Scientists Gain Insight on Mechanism of Unconventional Superconductivity
October 20, 2016 | Ames LaboratoryEstimated reading time: 1 minute
Researchers at the U.S. Department of Energy’s Ames Laboratory and partner institutions conducted a systematic investigation into the properties of the newest family of unconventional superconducting materials, iron-based compounds. The study may help the scientific community discover new superconducting materials with unique properties.
Researchers combined innovative crystal growth, highly sensitive magnetic measurements, and the controlled introduction of disorder through electron bombardment to create and study an entire range of compositions within a class of iron-based superconductors. They found that the key fundamental properties—transition temperature and magnetic field penetration depth — of these complex superconductors were dependent on composition and the degree of disorder in the material structure.
“This was a systematic approach to more fully understand the behavior of unconventional superconductors,” said Ruslan Prozorov, Ames Laboratory faculty scientist and professor in the Department of Physics and Astronomy at Iowa State University. “We found that some proposed models of unconventional superconductivity in these iron-based compounds were compatible with our results, and this study further limited the possible theoretical mechanisms of superconductivity.”

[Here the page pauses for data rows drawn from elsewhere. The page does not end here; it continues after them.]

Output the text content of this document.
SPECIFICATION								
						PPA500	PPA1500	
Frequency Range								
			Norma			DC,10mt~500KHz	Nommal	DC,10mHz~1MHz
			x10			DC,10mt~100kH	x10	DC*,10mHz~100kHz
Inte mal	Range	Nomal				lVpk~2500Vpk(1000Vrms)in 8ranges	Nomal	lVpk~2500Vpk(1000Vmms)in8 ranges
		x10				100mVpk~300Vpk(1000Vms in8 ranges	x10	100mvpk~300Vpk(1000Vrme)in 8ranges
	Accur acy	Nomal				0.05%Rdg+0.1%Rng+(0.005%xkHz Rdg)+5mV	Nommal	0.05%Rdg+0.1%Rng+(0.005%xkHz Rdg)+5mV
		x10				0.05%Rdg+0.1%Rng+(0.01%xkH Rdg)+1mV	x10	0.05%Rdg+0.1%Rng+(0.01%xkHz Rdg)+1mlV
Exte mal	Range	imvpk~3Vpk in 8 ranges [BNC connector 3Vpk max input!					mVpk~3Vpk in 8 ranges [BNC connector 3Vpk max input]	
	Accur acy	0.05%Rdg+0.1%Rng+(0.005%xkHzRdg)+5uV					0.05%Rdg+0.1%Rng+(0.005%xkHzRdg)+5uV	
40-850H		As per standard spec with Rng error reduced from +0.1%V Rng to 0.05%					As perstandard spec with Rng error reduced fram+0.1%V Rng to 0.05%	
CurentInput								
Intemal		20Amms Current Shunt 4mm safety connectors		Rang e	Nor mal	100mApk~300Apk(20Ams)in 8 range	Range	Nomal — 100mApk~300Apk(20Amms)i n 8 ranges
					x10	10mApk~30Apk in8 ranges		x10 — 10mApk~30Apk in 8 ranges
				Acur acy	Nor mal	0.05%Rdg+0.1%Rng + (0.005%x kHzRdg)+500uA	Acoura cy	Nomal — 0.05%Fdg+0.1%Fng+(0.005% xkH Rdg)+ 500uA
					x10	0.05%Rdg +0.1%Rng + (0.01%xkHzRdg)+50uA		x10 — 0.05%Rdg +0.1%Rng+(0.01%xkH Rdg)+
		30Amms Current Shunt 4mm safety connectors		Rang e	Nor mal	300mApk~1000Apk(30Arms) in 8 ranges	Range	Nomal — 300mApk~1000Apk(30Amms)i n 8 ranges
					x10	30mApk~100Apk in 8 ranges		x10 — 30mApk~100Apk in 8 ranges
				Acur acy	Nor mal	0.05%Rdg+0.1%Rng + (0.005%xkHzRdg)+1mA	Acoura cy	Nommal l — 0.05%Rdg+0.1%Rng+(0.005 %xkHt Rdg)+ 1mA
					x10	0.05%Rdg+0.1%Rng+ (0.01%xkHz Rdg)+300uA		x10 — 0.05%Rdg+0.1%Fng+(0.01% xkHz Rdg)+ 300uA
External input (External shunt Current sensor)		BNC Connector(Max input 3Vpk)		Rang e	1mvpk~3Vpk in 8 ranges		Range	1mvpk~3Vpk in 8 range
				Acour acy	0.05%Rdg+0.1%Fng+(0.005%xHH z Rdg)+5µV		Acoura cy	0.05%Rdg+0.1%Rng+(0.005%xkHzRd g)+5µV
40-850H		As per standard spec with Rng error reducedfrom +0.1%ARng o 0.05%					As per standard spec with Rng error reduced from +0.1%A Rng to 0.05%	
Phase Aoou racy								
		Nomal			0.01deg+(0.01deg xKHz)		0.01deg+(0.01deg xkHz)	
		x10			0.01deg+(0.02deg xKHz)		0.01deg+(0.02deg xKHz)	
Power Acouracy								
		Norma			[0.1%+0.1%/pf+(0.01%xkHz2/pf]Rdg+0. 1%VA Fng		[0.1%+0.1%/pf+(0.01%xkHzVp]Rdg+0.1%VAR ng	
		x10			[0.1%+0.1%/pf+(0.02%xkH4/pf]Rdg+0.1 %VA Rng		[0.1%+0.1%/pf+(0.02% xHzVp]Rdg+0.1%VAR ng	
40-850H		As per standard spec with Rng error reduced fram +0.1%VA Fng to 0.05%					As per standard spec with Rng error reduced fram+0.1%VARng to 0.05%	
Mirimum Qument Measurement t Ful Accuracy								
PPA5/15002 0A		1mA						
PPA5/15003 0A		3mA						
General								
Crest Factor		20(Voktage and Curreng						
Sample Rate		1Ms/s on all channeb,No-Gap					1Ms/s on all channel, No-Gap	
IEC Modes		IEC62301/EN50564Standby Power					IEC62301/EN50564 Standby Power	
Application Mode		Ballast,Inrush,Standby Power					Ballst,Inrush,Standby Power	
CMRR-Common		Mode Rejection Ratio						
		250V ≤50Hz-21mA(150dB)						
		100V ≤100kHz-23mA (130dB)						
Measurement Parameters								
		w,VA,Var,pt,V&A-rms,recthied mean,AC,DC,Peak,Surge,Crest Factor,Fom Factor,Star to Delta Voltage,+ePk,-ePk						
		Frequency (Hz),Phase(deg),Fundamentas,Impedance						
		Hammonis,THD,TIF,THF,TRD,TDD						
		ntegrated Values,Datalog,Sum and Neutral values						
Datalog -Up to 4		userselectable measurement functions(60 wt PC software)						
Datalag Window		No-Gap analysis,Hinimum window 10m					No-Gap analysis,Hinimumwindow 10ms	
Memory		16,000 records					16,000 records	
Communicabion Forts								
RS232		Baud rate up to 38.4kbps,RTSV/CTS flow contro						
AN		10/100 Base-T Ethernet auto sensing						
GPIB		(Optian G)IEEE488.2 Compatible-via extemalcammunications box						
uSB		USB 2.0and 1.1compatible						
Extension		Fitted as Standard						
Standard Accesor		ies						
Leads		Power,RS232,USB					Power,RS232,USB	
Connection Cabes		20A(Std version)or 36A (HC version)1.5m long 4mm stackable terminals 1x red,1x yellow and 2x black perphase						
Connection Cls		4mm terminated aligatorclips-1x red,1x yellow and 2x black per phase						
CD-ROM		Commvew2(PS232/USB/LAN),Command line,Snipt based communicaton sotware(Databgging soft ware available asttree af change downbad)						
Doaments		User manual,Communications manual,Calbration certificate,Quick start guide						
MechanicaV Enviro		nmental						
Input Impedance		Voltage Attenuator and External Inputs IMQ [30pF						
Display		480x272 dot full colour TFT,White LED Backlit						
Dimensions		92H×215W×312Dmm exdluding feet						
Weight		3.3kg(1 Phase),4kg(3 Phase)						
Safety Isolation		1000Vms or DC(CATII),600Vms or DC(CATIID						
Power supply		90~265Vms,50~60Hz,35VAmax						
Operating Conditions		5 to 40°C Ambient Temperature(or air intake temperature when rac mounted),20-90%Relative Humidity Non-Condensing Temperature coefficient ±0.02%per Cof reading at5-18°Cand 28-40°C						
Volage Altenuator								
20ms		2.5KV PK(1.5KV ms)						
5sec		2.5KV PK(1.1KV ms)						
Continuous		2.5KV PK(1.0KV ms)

That information will also serve as a resource for future research into unconventional superconductors.
A crystal sample of one of the iron-based unconventional superconductors studied by Ames Laboratory scientists. Their systematic investigation of this class of superconductors may lead to the creation of new materials with unique superconducting properties.
“This study fleshed out the knowledge of a class of materials more completely and in a way that will be helpful to the scientific community as they search for high temperature superconductors. Knowing how transition temperature is affected by composition, magnetic field and structural disorder gives science a better idea of where to dig—it contributes to the goal of discovery by design, creating materials that do exactly what we want them to do,” said Prozorov.